Depends what you mean by trying, but there are further methods. Such as through the day asking yourself if you are dreaming and then checking what it is about your experiencing that let's you know you are not dreaming. This checking passes over into sleep. If you add in techniques related to what to do when you wake up from Rem sleep: such as go back through the dream you just had, replay it carefully then actively notice it is a dream, take over the images and action, you will also increase both frequency and control. I don't think I mentioned gurus, but yes, I think more experienced people who know techiniques can help people with less experience.
I mean I think I get your point. Expert A says you can't lucid dream because there is no evidence. Expert B says you can lucid dream and he is a guru who can teach you to dream and maybe makes other claims which turn out to be wrong and probably wants paying. And actual expert C proves it and identifies the mechanism and carefully explains that there is an area of the brain which identifies reality which is, effectively, turned off when you sleep ( or something like that, I'm not a neurologist).
So really the difficulty for us is in identifying expertise.
Sure and that can be tough with things like golf - which no one doubts, even if some of us dislike it. Sure we can see if they are a good golfer but not necessarily if they are a great teacher or one for you. If you get into more human sciences skills it gets trickier.

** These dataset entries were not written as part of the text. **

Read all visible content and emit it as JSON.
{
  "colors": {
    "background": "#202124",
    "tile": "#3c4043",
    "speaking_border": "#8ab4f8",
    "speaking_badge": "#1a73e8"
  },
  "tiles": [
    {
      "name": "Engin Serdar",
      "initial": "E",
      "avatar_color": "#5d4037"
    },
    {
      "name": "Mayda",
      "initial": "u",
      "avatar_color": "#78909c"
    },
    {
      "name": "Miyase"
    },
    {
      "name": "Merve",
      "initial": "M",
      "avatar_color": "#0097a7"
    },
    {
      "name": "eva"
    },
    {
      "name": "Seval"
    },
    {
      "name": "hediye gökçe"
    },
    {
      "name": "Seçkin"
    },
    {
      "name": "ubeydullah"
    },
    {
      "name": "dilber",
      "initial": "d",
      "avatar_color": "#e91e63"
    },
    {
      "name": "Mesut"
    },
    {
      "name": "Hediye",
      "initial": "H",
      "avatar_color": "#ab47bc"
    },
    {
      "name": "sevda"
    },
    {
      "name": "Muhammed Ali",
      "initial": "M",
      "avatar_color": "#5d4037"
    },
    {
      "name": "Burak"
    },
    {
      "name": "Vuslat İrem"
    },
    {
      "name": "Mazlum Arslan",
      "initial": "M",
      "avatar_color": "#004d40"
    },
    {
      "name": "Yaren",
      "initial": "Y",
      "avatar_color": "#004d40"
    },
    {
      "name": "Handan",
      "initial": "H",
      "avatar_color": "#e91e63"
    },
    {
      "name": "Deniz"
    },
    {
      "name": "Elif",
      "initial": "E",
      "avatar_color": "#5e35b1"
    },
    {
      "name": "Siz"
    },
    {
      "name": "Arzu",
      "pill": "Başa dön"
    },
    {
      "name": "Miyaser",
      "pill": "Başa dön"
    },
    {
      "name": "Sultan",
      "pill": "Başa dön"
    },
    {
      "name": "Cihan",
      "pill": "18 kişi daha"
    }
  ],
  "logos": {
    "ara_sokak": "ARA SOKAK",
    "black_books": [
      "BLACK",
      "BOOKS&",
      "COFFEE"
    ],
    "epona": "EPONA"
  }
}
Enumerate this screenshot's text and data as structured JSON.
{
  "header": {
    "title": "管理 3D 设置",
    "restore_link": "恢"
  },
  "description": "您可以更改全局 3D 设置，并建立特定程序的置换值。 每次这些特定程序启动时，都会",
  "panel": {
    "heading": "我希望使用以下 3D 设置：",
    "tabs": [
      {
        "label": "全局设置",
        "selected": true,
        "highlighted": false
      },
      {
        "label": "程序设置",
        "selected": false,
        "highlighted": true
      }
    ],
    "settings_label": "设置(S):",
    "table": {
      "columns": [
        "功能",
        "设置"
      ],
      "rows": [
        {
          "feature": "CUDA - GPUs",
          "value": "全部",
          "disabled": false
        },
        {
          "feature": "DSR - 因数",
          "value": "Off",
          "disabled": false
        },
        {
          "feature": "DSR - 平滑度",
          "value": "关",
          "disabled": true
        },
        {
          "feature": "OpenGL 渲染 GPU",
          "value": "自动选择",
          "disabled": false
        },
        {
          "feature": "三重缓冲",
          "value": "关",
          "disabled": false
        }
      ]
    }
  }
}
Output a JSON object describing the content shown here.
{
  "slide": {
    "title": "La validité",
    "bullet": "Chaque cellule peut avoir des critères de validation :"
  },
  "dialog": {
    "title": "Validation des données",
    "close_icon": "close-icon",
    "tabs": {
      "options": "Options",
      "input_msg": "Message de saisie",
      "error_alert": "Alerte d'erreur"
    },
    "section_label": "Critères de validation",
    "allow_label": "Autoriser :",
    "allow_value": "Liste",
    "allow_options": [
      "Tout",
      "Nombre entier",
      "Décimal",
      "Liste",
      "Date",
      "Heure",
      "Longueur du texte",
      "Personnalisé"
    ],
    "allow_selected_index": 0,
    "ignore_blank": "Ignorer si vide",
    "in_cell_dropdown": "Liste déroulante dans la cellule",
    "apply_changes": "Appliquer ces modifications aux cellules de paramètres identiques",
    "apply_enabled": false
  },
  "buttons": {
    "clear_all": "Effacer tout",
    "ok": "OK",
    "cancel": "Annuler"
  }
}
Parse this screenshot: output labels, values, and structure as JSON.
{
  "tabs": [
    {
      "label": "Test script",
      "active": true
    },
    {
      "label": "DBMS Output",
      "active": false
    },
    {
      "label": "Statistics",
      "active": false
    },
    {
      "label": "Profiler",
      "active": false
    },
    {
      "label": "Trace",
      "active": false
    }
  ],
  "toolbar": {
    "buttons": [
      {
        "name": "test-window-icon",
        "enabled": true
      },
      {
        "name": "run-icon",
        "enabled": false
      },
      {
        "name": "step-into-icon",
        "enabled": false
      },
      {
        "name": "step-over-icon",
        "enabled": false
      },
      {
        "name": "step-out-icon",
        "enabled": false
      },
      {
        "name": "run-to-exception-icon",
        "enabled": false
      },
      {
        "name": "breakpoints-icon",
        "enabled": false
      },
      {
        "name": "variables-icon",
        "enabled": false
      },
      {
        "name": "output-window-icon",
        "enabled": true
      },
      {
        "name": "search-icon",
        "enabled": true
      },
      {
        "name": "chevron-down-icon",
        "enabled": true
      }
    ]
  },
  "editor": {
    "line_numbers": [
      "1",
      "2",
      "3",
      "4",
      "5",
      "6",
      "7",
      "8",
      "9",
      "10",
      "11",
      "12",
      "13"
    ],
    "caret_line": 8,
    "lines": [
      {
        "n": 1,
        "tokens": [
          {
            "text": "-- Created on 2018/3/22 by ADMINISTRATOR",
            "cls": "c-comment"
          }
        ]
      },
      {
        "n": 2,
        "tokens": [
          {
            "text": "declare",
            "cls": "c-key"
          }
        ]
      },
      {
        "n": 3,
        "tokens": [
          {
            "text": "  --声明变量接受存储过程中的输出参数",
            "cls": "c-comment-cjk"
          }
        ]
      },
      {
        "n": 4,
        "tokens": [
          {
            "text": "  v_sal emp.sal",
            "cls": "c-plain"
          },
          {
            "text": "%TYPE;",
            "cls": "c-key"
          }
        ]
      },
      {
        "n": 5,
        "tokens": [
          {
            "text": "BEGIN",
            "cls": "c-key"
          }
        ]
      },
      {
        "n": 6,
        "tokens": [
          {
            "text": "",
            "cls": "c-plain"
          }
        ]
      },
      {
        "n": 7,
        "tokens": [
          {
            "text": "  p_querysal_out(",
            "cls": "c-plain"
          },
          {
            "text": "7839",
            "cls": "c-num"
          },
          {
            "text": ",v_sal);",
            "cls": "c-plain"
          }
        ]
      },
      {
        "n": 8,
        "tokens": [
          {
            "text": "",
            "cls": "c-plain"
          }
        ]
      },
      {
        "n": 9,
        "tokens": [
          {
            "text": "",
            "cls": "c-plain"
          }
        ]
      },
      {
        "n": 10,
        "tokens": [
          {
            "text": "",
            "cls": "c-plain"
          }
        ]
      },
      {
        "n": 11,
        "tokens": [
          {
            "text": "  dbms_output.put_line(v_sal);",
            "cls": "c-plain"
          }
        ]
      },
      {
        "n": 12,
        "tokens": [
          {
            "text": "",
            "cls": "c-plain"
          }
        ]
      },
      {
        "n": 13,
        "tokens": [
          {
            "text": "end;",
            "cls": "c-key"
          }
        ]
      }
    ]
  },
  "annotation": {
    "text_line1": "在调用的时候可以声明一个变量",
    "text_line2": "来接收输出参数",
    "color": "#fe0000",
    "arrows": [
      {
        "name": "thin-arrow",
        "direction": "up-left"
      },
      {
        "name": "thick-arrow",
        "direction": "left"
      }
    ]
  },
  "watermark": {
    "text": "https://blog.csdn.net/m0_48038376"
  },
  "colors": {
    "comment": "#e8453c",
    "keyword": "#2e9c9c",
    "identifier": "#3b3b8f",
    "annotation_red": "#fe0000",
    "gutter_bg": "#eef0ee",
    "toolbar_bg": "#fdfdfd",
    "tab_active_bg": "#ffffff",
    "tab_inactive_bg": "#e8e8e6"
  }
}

And yes, that was a fair rendition of my point - taking out the word guru. And yes, the difficulty is determining who is the expert. With someone fairly short term and safe like lucid dreaming, well trial and error finding a teacher works. I do get the problem when dealing with something at the level of a religion. But even if it is hard to tell, this does not mean that there cannot be experts, which was my point. I think in life most of us have decided to let someone mentor, guide, roll model us through something without refusing to do this without empirical research proving that person is the right person to guide us. And most of us have probably made mistakes also in our choice. My point is that we cannot dismiss the category of such a guide, even if the changes are hard or impossible to track via science.
Does this mean priests are right or some religious leaders are right about God? No.
But I saw a categorical dismissal being made that I do not think is sound.
I also think that categorical dismissal is likely one that most people do not follow. They have decided to follow someone without empirical proof as a way of learning. Yes, the thing they learned might have been within the what gets called materialist paradigm.